Wenn man annimmt, das am 1. Januar, das heißt etwa vor 4, 6 Milliarden Jahren, seit die Erde entstanden, dann dauert es immerhin
- bis zum 1. September (vor 1, 5 Milliarden Jahren), bis die ersten Zellen mit Zellkern entstanden sind und
- bis zum 25. November (vor etwa 450 Millionen Jahren), das die ersten Wirbeltiere sich entwickelten;
- die Dinosaurier erschienen am 13. Dezember (vor 225 Millionen Jahren),
- am 31. Dezember, um 19. 30, zeigte sich der älteste bekannte Ahne der Menschheitsfamilie
- um 23. 56 Uhr und 45 Sekunden hat Homo sapiens alle Kontinente besiedelt,
- seitdem entstehen und vergehen Kulturen, häufig verursacht durch Überbevölkerung und Umweltschäden,
- zwei Sekunden vor Mitternacht wird mit dem Aufschwung der Naturwissenschaften im 17. Jahrhundert der Grundstein für die technisch - wissenschaftliche Revolution gelegt,
- die 1, 5 Sekunden vor 24 Uhr mit der Erfindung der Dampfmaschine zur ersten industriellen Revolution führt und mit der Entdeckung des künstlichen Düngers zur landwirtschaftlichen Revolution.
Durch die Intensivierung von Agrarflächen und fossile Energien wurde in allen materiellen Bereichen eine Wachstumsexplosion ausgelöst. In allerkürzester Zeit werden in den letzten Sekunden des kosmischen Jahres die Vorräte verbraucht, für die lange Entstehungszeiträume notwendig waren - ein verhängnisvolles zeitliches Missverhältnis.
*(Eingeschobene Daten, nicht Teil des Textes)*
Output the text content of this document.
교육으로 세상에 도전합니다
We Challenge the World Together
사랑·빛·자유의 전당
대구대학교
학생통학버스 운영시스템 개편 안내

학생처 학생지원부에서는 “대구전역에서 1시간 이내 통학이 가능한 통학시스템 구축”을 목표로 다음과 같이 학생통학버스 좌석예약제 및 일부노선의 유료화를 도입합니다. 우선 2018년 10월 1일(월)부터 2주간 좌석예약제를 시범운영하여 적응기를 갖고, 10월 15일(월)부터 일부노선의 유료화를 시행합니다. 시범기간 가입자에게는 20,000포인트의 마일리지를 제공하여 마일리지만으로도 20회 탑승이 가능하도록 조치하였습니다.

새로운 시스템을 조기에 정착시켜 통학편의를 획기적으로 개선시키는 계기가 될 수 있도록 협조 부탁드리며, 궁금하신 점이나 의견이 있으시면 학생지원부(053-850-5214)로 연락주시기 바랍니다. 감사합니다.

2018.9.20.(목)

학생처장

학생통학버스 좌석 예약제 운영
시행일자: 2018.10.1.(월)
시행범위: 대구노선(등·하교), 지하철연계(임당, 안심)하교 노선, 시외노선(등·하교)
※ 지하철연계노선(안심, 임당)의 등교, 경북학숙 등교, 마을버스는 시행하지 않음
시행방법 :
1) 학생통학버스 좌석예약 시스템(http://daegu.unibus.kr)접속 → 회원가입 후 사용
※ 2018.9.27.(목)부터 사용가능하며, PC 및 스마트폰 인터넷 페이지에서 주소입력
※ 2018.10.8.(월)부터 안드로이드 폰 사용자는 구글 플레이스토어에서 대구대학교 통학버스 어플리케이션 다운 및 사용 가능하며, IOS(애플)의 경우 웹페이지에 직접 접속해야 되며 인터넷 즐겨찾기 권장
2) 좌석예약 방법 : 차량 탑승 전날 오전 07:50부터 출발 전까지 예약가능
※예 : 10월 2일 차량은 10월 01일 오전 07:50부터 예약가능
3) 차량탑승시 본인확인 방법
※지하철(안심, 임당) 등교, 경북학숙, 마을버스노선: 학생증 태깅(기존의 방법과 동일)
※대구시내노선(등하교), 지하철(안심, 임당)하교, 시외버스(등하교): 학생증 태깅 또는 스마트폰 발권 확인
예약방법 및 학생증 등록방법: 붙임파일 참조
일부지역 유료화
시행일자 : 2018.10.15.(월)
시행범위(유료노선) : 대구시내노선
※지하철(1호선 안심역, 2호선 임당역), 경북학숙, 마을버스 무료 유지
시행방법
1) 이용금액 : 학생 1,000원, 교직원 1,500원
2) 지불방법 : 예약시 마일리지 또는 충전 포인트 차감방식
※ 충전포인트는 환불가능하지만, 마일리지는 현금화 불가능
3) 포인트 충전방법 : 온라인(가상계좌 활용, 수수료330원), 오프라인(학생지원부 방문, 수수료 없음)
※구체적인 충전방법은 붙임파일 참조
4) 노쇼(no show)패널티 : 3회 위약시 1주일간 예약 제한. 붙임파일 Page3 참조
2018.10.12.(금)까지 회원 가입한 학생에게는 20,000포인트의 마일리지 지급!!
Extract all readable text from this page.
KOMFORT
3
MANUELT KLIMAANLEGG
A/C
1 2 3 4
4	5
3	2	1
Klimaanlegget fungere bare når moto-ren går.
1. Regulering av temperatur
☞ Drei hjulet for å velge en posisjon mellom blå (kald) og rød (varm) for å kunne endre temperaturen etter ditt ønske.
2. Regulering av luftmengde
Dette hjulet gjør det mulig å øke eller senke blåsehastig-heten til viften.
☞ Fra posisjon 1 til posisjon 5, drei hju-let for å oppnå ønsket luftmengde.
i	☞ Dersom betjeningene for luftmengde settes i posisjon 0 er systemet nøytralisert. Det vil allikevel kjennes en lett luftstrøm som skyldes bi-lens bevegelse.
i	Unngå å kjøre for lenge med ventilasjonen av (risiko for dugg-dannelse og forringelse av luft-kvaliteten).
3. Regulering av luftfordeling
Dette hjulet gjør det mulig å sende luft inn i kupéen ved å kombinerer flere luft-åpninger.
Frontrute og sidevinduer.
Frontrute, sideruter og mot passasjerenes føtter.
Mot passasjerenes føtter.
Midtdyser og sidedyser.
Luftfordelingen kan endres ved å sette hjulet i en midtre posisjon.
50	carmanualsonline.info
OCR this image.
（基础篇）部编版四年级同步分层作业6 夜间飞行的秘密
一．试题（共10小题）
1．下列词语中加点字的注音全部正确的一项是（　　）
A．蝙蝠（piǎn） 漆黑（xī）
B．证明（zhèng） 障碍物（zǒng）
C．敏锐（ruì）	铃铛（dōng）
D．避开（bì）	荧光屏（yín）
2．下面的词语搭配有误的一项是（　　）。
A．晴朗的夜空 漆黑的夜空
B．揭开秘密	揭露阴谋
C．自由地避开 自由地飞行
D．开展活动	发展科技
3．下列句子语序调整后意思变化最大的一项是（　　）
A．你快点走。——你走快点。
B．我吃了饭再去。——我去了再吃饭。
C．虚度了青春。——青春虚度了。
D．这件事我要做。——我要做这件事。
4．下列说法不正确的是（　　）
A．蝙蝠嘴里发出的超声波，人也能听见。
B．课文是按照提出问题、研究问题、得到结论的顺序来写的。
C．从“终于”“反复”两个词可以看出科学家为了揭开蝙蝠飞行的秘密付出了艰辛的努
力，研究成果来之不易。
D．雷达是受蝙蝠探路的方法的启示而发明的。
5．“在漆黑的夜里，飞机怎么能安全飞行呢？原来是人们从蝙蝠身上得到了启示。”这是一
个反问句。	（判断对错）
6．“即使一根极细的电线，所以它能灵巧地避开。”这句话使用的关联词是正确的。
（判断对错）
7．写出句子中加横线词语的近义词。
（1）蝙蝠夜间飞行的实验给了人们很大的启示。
Die Wirtschaftsprozesse haben mit dem "Verbrauch" von Rohstoffen nicht nur zu einer Verknappung der Ressourcen geführt, sondern die Tatsache deutlich gemacht, dass es sich hierbei um eine Umwandlung handelt: Wertvolle Rohstoffe werden in kürzester Zeit in Abfall verwandelt.
Je schneller wir die letzen Rohstoffe verbrauchen, umso eher ist das Ende der veralteten, der nicht zukunftsfähigen Wirtschaftsprozesse absehbar!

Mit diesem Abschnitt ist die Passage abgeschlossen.